昨年、空の掲示板に観劇記を書きましたが、例のノマネコ事件の大波に襲われ消滅してしまいましたので、岬君との約束を果たすために、遅くなりましたがやっと掲載しました。
脚本・演出・振付は三浦克也さんで、三浦さんは長い間「風化」の指導にあたってこられました。大田市で上演した市民参加ミュージカル「学校ねずみ」で指導されたのが縁でした。有限会社・劇団シアタージャパンの代表です。
今回の作品は三浦さんの創作です。松井須磨子、川上貞奴の名前を知っている人は多いでしょうが、高木徳子という女優を知っている人はほとんどいないのではないでしょうか。ぼくも知りませんでしたが、明治24年生まれでアメリカやヨーロッパでも才能を認められた先駆的な女優です。当時は男性中心の社会で女優として活躍するのには多くのハンディがありましたが、彼女はそれを乗り越えて頑張るのです。大正7年には「カルメン」「サロメ」を有楽座で踊り人気俳優になりました。ダンスの才能がすばらしかったようです。
劇は徳子の外国生活、日本での活躍を通して彼女の波乱と障害に満ちた人生を描きますが、楽しい踊りもふんだんにあり、歌曲だけでも43曲もありました。普通のミュージカルは20曲くらいだそうです。前半の楽しい舞台やいろいろな仕掛けが後半になるに連れて複雑に絡みあいドラマが盛り上がっていきます。抱月や須磨子、貞奴との関係や夫の高木陳平などとの絡みが日本の演劇史の中で生き生きとドラマになり、当時の封建的な時代の中で女性が芸術に命を捧げる困難さと悲痛な悲劇が感動的に演じられました。
「風化」の子供たちは20人ばかり出演しましたが、さすが演出の三浦さんは子供たちをとてもうまく使ってプロの劇の邪魔にならないように、そして子供たちはまとまって事前に練習できるようにとてもいい場面を作っておられました。
山田岬君も頑張っていました。複数の役で出たのですが、他のベテラン俳優の中で違和感や異質の空気もなく、自然に溶け込んでいました。子供たちのダンス指導をしたのは岩根礼子さん(旧姓伊達)で、ぼくが邇摩高校にいた時担任した人です。いまはダンス指導で大活躍中です。実行委員会の委員長は平田久美子さんです。多くの地元の人たちの参加で成功しました。会場も満員で、大田にしては珍しいことでした。実行委員会の人たちの力のお陰です。

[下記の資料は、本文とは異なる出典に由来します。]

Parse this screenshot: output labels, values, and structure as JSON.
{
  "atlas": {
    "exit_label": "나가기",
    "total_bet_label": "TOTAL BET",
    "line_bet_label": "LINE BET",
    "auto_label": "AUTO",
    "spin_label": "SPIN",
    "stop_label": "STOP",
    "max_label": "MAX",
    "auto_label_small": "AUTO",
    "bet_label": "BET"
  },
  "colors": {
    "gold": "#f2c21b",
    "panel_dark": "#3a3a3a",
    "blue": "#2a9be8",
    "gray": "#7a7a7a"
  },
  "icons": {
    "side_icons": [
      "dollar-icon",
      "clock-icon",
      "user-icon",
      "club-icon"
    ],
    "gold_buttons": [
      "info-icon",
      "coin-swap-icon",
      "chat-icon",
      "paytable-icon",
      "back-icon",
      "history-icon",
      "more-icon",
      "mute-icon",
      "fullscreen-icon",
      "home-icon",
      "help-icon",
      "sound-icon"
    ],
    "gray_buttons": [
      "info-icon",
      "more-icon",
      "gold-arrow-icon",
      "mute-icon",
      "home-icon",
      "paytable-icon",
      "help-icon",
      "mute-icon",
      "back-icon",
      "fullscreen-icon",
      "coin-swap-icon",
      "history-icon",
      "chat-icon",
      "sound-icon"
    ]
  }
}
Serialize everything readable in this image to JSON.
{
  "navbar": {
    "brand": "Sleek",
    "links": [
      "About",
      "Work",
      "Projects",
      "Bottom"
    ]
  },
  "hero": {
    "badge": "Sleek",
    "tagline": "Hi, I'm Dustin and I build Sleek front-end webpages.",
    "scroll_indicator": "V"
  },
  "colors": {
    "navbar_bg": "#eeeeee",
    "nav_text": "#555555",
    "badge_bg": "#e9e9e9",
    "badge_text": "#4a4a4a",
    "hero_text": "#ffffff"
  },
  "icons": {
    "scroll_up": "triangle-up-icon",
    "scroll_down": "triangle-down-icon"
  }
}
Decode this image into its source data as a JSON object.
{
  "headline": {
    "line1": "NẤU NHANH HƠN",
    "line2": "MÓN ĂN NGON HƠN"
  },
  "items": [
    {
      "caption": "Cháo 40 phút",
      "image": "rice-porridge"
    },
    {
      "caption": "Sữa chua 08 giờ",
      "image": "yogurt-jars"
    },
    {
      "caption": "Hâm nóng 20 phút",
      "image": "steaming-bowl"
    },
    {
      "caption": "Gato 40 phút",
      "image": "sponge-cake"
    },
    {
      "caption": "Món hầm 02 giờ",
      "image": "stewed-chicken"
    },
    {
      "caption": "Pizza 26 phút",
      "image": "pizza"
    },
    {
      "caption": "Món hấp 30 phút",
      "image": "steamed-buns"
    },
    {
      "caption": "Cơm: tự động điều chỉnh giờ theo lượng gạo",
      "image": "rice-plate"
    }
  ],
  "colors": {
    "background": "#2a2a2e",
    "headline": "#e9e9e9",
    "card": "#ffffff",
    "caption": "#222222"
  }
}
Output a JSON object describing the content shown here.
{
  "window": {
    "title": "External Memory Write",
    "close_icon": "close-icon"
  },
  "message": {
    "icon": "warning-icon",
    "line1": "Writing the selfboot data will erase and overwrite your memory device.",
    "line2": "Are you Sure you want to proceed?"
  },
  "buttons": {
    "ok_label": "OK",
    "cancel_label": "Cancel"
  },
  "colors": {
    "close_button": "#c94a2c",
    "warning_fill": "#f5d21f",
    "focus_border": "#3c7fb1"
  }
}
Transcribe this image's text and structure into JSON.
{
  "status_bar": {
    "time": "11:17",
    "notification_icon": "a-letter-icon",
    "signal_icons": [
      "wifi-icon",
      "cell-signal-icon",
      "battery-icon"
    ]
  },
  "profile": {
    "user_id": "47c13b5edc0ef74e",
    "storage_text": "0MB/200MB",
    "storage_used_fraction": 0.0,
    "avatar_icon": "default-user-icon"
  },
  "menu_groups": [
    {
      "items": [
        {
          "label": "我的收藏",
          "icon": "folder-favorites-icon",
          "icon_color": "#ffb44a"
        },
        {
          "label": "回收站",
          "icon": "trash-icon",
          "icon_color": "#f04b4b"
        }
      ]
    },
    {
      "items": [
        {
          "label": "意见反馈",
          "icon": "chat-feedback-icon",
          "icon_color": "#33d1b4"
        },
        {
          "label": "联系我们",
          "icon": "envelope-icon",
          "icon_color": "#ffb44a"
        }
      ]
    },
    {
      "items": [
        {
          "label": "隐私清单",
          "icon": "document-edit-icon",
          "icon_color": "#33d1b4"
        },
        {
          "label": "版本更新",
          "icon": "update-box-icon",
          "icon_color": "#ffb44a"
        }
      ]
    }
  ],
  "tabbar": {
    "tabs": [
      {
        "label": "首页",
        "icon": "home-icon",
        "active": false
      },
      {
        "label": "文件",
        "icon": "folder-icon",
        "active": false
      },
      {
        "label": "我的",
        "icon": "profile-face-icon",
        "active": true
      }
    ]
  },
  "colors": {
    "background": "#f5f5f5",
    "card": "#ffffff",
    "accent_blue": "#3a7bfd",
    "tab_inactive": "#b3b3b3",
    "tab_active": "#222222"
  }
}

(舞台写真でもここへ入れて紹介すればここも生き、シスタージャパンのPRにもなるのですが、最近は舞台写真を写したり手に入れるのはほとんど困難です。いい手はありませんかね。本当なら岬君アップのすばらしい写真をここに入れて紹介したいところです。すばらしいもの、頑張っている人たち、いい作品・・・・それを多くの人に知ってもらうのがこのブログの第一の願いです。)